First, men must find their purpose again. Unemployment among young men throughout the world is the biggest threat to the future of marriage, bar none, he said.
“It is also the biggest barrier in the way of our future well-being as a society. No civilised society can survive without the engagement, commitment and support of its young men. And right now we are failing an entire generation of young men throughout the Western world. Nor will men be civilised without the pre-requisites that historically have given them purpose and identity, namely: a job, a wife and a child – preferably in that order!”

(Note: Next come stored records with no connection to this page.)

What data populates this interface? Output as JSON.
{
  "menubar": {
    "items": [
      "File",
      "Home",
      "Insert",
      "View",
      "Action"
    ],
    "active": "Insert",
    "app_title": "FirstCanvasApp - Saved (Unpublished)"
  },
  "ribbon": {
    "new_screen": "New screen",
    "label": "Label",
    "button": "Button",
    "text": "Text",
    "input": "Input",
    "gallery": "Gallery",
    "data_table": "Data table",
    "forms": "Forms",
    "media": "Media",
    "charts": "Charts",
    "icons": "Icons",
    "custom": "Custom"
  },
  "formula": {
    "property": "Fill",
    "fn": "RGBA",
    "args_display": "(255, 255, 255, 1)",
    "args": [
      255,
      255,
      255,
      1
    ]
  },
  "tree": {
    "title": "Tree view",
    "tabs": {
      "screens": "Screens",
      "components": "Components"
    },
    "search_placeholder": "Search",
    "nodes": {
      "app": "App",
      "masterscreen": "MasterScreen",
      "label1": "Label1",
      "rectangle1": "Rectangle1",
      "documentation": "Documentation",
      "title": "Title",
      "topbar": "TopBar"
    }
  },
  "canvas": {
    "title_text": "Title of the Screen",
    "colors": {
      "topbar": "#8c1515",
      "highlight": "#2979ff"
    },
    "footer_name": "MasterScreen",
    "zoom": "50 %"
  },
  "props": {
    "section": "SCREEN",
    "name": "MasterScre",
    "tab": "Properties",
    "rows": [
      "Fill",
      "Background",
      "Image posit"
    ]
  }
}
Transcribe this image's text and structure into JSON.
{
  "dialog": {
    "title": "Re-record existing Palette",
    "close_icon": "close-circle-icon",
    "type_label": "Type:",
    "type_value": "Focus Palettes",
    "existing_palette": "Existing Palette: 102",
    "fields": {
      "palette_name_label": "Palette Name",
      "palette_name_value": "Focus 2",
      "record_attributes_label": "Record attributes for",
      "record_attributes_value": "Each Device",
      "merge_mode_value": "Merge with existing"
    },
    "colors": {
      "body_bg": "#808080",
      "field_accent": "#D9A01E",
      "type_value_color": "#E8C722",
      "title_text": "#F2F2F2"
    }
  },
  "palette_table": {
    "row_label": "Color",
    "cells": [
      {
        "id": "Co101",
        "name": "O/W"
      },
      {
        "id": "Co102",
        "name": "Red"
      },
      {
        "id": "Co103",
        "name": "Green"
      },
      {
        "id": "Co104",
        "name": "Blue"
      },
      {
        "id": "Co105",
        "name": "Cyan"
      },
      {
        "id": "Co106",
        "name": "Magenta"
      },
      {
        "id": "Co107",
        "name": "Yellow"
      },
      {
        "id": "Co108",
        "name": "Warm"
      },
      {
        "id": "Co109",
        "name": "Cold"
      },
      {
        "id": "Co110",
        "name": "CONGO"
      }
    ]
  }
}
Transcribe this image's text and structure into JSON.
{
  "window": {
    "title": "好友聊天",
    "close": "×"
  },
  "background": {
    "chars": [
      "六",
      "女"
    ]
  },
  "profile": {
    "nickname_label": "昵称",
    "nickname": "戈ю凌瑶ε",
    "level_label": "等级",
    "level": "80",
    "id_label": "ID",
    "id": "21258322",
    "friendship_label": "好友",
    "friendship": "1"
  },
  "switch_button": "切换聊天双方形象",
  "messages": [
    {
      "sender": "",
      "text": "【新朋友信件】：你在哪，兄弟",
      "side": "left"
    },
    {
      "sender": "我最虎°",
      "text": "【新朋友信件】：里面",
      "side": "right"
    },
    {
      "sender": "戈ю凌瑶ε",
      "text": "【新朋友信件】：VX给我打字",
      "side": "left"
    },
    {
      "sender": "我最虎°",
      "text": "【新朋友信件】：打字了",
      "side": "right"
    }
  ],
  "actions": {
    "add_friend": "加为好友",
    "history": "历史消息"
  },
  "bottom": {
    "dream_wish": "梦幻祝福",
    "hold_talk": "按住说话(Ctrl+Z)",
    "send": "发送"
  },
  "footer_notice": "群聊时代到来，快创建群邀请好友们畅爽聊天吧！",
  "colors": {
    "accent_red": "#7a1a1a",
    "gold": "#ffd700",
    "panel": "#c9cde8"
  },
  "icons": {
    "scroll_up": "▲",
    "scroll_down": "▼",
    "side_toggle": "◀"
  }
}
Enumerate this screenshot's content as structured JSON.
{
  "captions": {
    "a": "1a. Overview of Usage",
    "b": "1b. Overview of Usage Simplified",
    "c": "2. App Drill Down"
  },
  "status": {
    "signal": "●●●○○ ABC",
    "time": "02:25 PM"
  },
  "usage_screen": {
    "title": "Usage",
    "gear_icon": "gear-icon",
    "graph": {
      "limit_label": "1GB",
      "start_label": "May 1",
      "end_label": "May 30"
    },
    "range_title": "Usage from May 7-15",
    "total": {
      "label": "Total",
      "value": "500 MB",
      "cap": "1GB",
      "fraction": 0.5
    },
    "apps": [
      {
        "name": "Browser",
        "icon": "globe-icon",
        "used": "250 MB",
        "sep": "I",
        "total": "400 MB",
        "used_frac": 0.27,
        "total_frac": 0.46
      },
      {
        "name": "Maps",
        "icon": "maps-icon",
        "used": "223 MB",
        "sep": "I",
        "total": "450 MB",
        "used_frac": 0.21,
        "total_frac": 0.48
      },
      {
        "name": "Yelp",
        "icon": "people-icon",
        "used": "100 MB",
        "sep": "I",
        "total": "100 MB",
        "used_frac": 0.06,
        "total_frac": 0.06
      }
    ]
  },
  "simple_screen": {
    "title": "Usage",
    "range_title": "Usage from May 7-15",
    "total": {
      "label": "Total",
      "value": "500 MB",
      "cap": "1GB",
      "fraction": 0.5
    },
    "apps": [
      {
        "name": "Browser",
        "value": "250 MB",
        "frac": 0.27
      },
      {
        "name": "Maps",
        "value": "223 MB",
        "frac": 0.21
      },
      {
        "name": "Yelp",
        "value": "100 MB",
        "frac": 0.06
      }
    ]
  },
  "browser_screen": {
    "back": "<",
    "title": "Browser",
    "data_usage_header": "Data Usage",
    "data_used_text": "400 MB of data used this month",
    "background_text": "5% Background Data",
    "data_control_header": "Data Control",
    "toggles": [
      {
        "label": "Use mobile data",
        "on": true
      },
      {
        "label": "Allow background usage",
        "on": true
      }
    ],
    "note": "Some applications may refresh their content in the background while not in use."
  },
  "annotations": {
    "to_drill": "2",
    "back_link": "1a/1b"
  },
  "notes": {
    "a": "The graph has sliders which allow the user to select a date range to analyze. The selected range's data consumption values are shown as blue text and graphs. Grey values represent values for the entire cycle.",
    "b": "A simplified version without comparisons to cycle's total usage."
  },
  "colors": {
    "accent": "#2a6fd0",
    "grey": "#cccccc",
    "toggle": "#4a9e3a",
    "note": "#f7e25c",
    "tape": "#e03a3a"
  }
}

Secondly, women, must “woman up”.
“We are all familiar with the call for men to ‘man up’ when the circumstances call for it. We’re less familiar with the call for women to ‘woman up’. Just as civilisation has no future without its men, so the family has no future without the engagement, commitment and support of its young women. Women have been profoundly misled by radical feminism, by the myth that they can be happy and fulfilled by a career that provides financial independence, making men and marriage optional. It doesn’t. The bottom line is that the family will only be saved by young women realising that marriage and motherhood are more important than a career.”
Thirdly, people of faith, especially Christians, must go on the offensive.
“Peak Government, Peak Feminism, and Peak Individualism will unleash new forces in the world, not all of them benign. But it will also open up new spaces for organisations like the Catholic Church and other faiths (including Muslims) to use their wisdom, authority and resources to provide guidance and inspiration through the turbulent times ahead.”
He concluded by declaring that marriage and parenthood are as relevant today as they were 50 years ago and that marriage will be even more important to our wellbeing in the “post-peak” future we are now entering.
Michael Kirke is editor of MercatorNet’s Conjugality blog. Mr O’Neill’s speech was delivered at the Golden Jubilee Conference of Accord, a Catholic organisation that aims to promote a deeper understanding of Christian marriage.